Berbeda dengan tahun 2007, keterkaitan output langsung dan tidak langsung ke belakang sektor kelapa sawit menempati peringkat pertama dalam
perekonomian Provinsi Sumatera Barat dengan nilai sebesar 1,697 yang berarti jika terjadi peningkatan permintaan akhir sebesar satu juta rupiah, maka sektor
kelapa sawit akan secara langsung maupun tidak langsung akan meningkatkan permintaan terhadap inputnya sendiri maupun terhadap sektor lainnya sebesar
1,697 juta rupiah. Kemudian peringkat kedua dan ketiga oleh sektor bangunan dan sektor listrik, gas dan air bersih dengan nilai masing-masing sebesar 1,689 dan
1,651. Perubahan nilai keterkaitan ke belakang langsung maupun langsung dan tidak langsung terbesar dalam perekonomian Sumatera Barat adalah sektor kelapa
sawit dengan nilai masing-masing sebesar 0,377 dan 0,597. Semakin besarnya nilai keterkaitan output ke belakang suatu sektor,
mengindikasikan bahwa sektor tersebut masih bergantung pada output yang dihasilkan oleh sektor-sektor yang berasal dari Provinsi Sumatera Barat.

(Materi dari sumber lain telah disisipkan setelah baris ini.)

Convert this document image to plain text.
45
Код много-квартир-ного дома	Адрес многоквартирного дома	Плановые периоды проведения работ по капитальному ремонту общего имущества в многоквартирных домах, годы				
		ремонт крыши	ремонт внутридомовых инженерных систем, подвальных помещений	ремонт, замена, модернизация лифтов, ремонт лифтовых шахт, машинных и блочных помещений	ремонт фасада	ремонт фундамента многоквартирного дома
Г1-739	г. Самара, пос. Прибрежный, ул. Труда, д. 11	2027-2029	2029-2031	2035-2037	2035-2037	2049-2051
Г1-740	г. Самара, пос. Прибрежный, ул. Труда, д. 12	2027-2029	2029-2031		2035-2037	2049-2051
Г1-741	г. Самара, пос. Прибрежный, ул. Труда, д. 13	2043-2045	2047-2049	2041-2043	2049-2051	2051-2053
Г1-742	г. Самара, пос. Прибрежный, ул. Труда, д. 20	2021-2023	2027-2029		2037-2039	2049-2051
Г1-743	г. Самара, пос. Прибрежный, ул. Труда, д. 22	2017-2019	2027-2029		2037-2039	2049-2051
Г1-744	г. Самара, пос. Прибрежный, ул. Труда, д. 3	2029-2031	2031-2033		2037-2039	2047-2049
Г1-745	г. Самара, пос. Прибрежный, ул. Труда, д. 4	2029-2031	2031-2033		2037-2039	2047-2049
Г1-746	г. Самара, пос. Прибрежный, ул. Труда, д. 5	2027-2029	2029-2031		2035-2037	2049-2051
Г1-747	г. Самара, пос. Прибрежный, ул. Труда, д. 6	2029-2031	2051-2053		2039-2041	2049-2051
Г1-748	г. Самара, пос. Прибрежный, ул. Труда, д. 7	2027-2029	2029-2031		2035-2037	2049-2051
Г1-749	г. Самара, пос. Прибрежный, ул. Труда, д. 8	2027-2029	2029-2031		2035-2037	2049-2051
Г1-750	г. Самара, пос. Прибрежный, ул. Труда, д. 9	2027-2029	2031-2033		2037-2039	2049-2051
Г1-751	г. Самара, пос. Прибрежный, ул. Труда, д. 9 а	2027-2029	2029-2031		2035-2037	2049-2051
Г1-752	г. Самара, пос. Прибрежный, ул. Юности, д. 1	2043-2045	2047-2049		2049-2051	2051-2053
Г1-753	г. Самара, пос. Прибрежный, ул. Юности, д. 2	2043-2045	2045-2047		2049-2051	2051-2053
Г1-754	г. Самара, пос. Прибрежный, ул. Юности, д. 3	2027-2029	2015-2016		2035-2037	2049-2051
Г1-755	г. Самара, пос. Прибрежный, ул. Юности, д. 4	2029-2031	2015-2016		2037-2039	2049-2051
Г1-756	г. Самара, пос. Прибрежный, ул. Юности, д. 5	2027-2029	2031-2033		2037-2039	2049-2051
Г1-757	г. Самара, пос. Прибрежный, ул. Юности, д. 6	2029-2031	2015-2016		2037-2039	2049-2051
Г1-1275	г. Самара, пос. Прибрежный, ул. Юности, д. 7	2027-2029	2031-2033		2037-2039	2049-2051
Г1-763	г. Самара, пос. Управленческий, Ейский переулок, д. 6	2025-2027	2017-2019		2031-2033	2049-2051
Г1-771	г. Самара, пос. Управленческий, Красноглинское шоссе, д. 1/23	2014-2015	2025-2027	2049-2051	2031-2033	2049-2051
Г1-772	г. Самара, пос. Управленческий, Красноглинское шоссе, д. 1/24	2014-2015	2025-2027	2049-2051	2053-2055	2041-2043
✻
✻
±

Sedangkan apabila nilai keterkaitan output ke belakang semakin kecil, maka ketergantungan terhadap output yang berasal dari luar Provinsi Sumatera Barat
semakin besar. Dengan demikian, jika dilihat secara keseluruhan selama periode tahun 1999 dan 2007 untuk sektor kelapa sawit, nilai keterkaitan output langsung
ke belakang yang dimiliki lebih besar dibandingkan nilai keterkaitan langsung ke depannya. Hal tersebut mengindikasikan bahwa sektor kelapa sawit di Provinsi
Sumatera Barat lebih mampu mendorong sektor hulunya dibandingkan dengan sektor hilirnya.

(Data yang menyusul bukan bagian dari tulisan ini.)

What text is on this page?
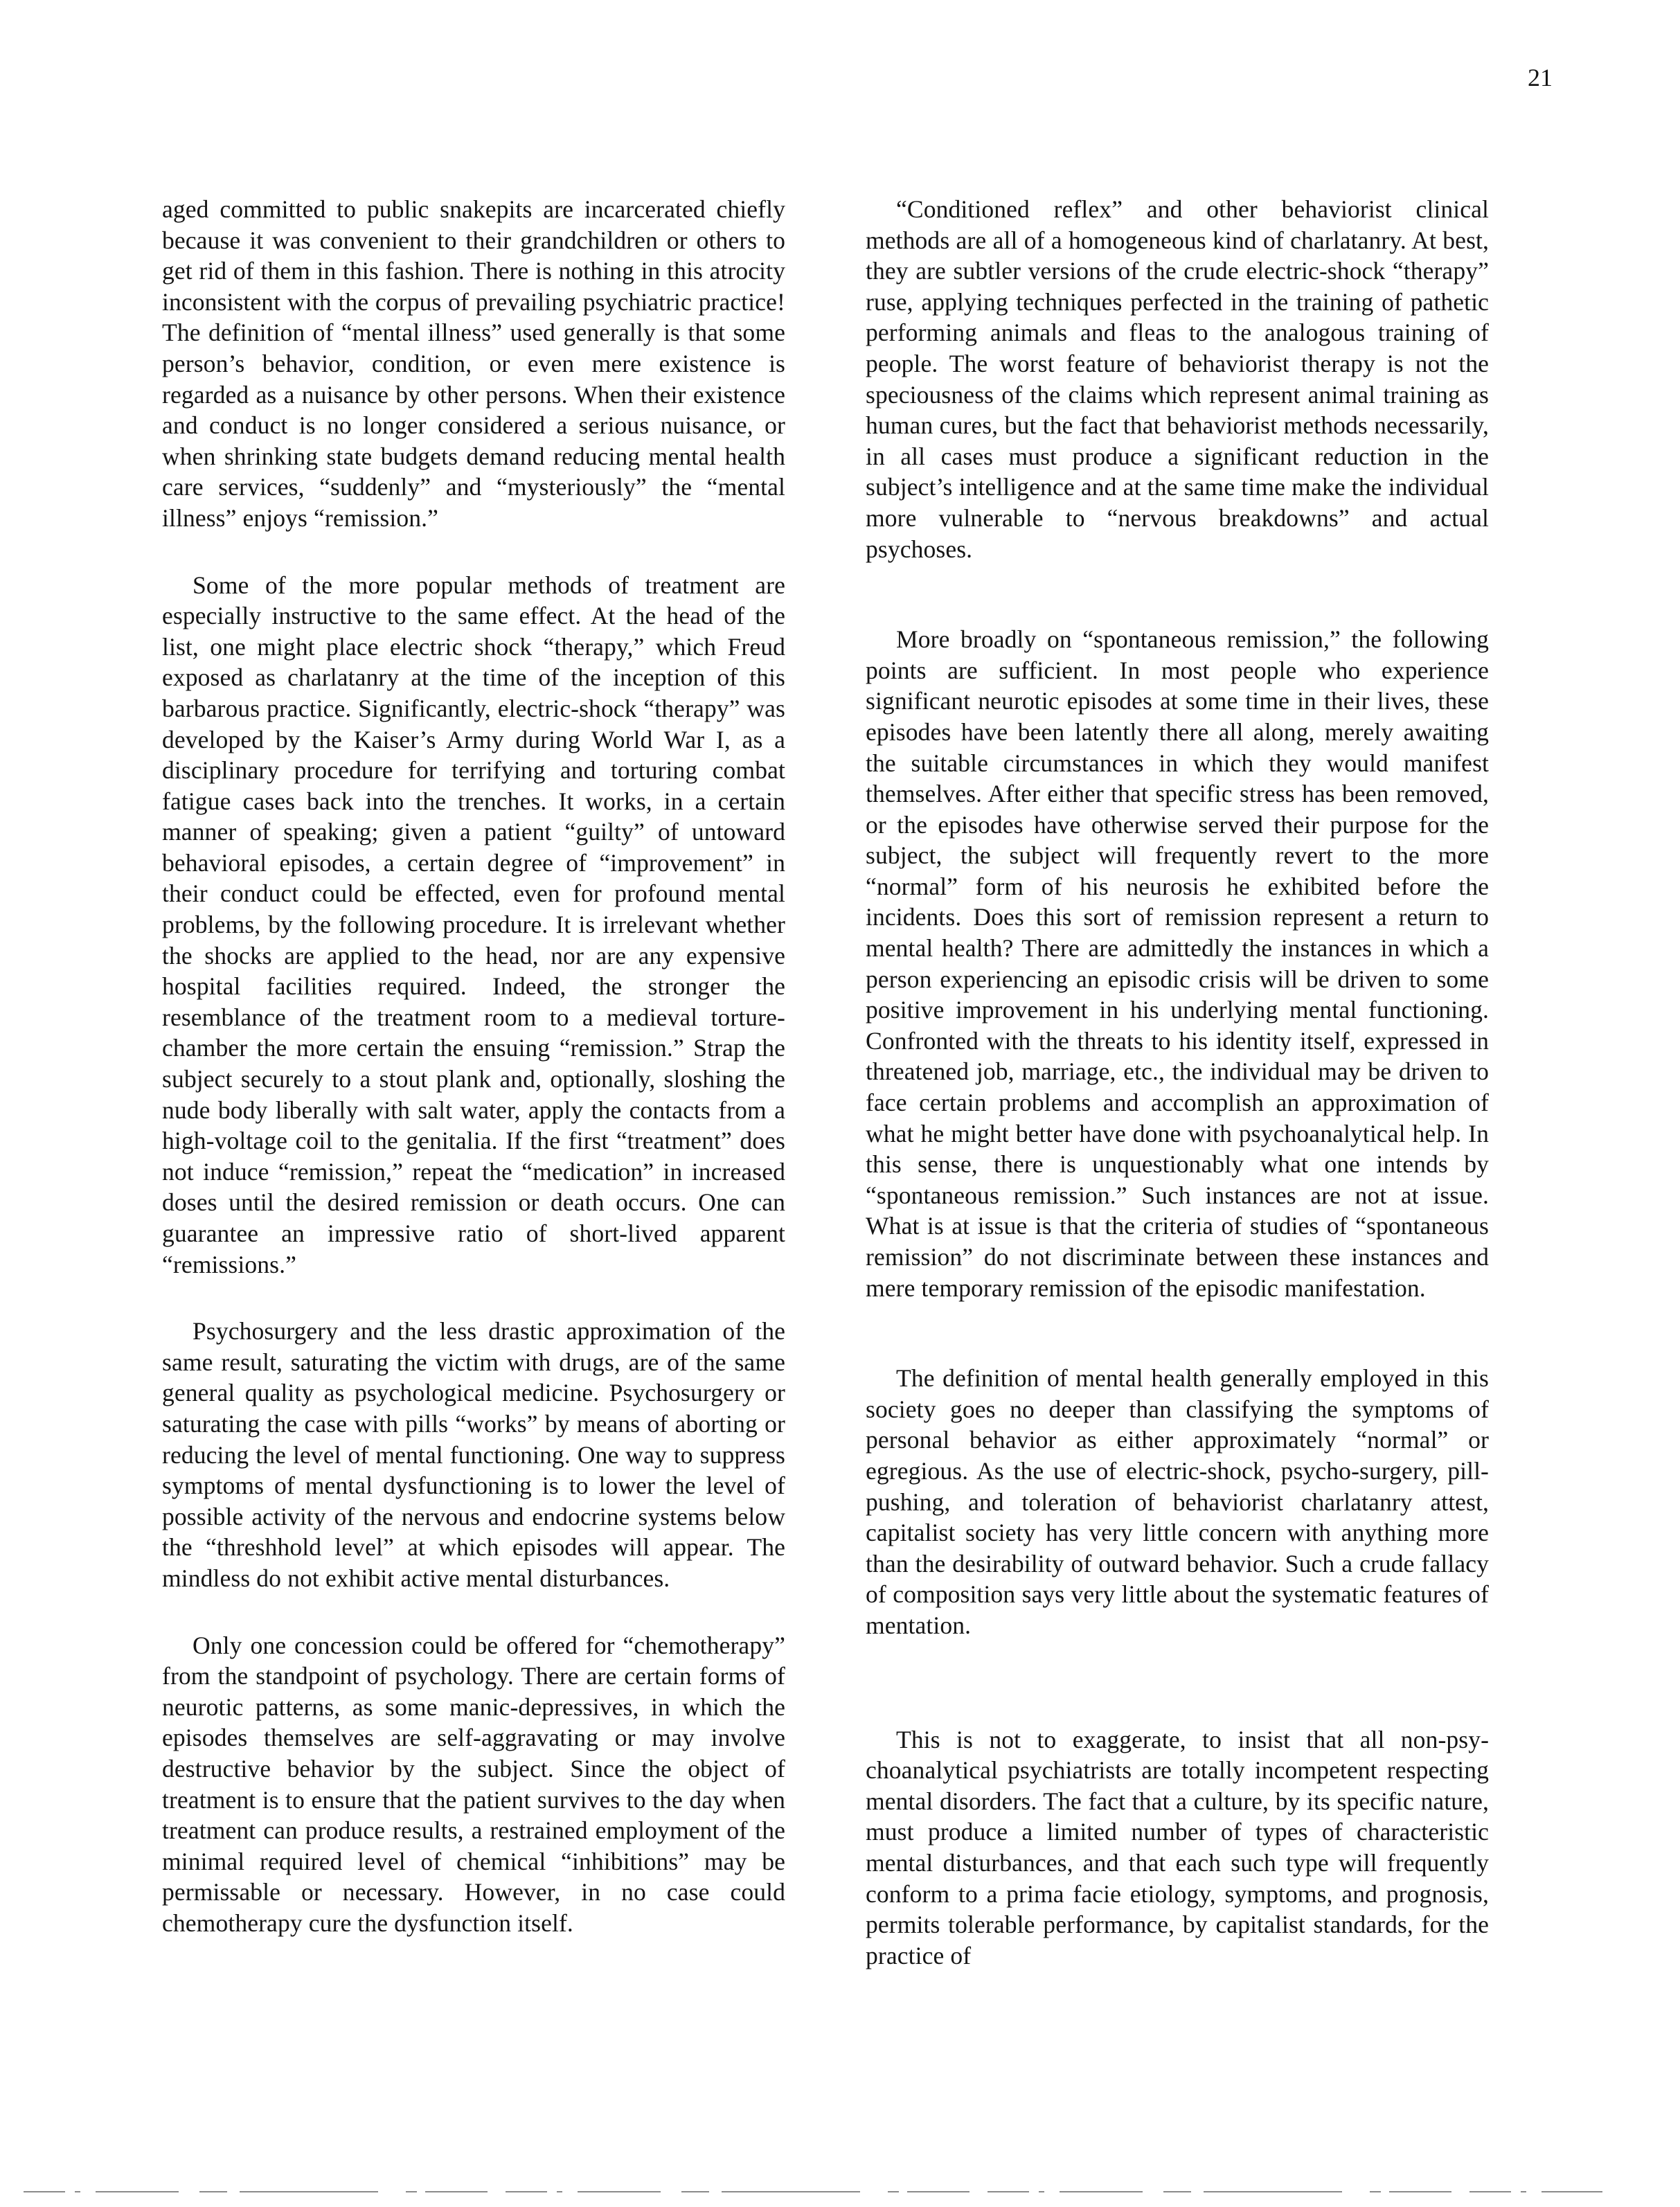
21

aged committed to public snakepits are incarcerated chiefly because it was convenient to their grandchildren or others to get rid of them in this fashion. There is nothing in this atrocity inconsistent with the corpus of prevailing psychiatric practice! The definition of “mental illness” used generally is that some person’s behavior, condition, or even mere existence is regarded as a nuisance by other persons. When their existence and conduct is no longer considered a serious nuisance, or when shrinking state budgets demand reducing mental health care services, “suddenly” and “mysteriously” the “mental illness” enjoys “remission.”

Some of the more popular methods of treatment are especially instructive to the same effect. At the head of the list, one might place electric shock “therapy,” which Freud exposed as charlatanry at the time of the inception of this barbarous practice. Significantly, electric-shock “therapy” was developed by the Kaiser’s Army during World War I, as a disciplinary procedure for terrifying and torturing combat fatigue cases back into the trenches. It works, in a certain manner of speaking; given a patient “guilty” of untoward behavioral episodes, a certain degree of “improvement” in their conduct could be effected, even for profound mental problems, by the following procedure. It is irrelevant whether the shocks are applied to the head, nor are any expensive hospital facilities required. Indeed, the stronger the resemblance of the treatment room to a medieval torture-chamber the more certain the ensuing “remission.” Strap the subject securely to a stout plank and, optionally, sloshing the nude body liberally with salt water, apply the contacts from a high-voltage coil to the genitalia. If the first “treatment” does not induce “remission,” repeat the “medication” in increased doses until the desired remission or death occurs. One can guarantee an impressive ratio of short-lived apparent “remissions.”

Psychosurgery and the less drastic approximation of the same result, saturating the victim with drugs, are of the same general quality as psychological medicine. Psychosurgery or saturating the case with pills “works” by means of aborting or reducing the level of mental functioning. One way to suppress symptoms of mental dysfunctioning is to lower the level of possible activity of the nervous and endocrine systems below the “threshhold level” at which episodes will appear. The mindless do not exhibit active mental disturbances.

Only one concession could be offered for “chemotherapy” from the standpoint of psychology. There are certain forms of neurotic patterns, as some manic-depressives, in which the episodes themselves are self-aggravating or may involve destructive behavior by the subject. Since the object of treatment is to ensure that the patient survives to the day when treatment can produce results, a restrained employment of the minimal required level of chemical “inhibitions” may be permissable or necessary. However, in no case could chemotherapy cure the dysfunction itself.

“Conditioned reflex” and other behaviorist clinical methods are all of a homogeneous kind of charlatanry. At best, they are subtler versions of the crude electric-shock “therapy” ruse, applying techniques perfected in the training of pathetic performing animals and fleas to the analogous training of people. The worst feature of behaviorist therapy is not the speciousness of the claims which represent animal training as human cures, but the fact that behaviorist methods necessarily, in all cases must produce a significant reduction in the subject’s intelligence and at the same time make the individual more vulnerable to “nervous breakdowns” and actual psychoses.

More broadly on “spontaneous remission,” the following points are sufficient. In most people who experience significant neurotic episodes at some time in their lives, these episodes have been latently there all along, merely awaiting the suitable circumstances in which they would manifest themselves. After either that specific stress has been removed, or the episodes have otherwise served their purpose for the subject, the subject will frequently revert to the more “normal” form of his neurosis he exhibited before the incidents. Does this sort of remission represent a return to mental health? There are admittedly the instances in which a person experiencing an episodic crisis will be driven to some positive improvement in his underlying mental functioning. Confronted with the threats to his identity itself, expressed in threatened job, marriage, etc., the individual may be driven to face certain problems and accomplish an approximation of what he might better have done with psychoanalytical help. In this sense, there is unquestionably what one intends by “spontaneous remission.” Such instances are not at issue. What is at issue is that the criteria of studies of “spontaneous remission” do not discriminate between these instances and mere temporary remission of the episodic manifestation.

The definition of mental health generally employed in this society goes no deeper than classifying the symptoms of personal behavior as either approximately “normal” or egregious. As the use of electric-shock, psycho-surgery, pill-pushing, and toleration of behaviorist charlatanry attest, capitalist society has very little concern with anything more than the desirability of outward behavior. Such a crude fallacy of composition says very little about the systematic features of mentation.

This is not to exaggerate, to insist that all non-psychoanalytical psychiatrists are totally incompetent respecting mental disorders. The fact that a culture, by its specific nature, must produce a limited number of types of characteristic mental disturbances, and that each such type will frequently conform to a prima facie etiology, symptoms, and prognosis, permits tolerable performance, by capitalist standards, for the practice of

Produksi kelapa sawit mampu mendorong industri hulu, seperti industri pupuk dan pestisida dan industri alat serta mesin perkebunan agrootomotif yang
berperan dalam peningkatan produktivitas dan dan sumber inovasi teknologi. Selain itu, produksi kelapa sawit juga dapat mendorong industri hilirnya, seperti
industri makanan dan minuman serta tembakau, industri barang karet dan plastik, industri pemintalan melalui serat alam natural fiber, industri pakan untuk ternak
serta pengangkutan dan komunikasi. Industri hilir kelapa sawit yang saat ini sedang berkembang dan menjadi
arahan untuk pengembangan komoditi industri di Provinsi Sumatera Barat adalah industri minyak kelapa sawit Crude Palm Oil CPO. Industri minyak sawit di
Provinsi Sumatera Barat berdasarkan Direktori Perusahaan Perkebunan Kelapa Sawit tahun 2009 berjumlah 67 pabrik pengolahan kelapa sawit yang tersebar di
beberapa kabupaten, diantaranya Kabupaten Agam, Kabupaten Dharmasraya, Kabupaten 50 Kota, Kabupaten Pasaman Barat, Kabupaten Pesisir Selatan,
Kabupaten Sijunjung dan Kabupaten Solok Selatan.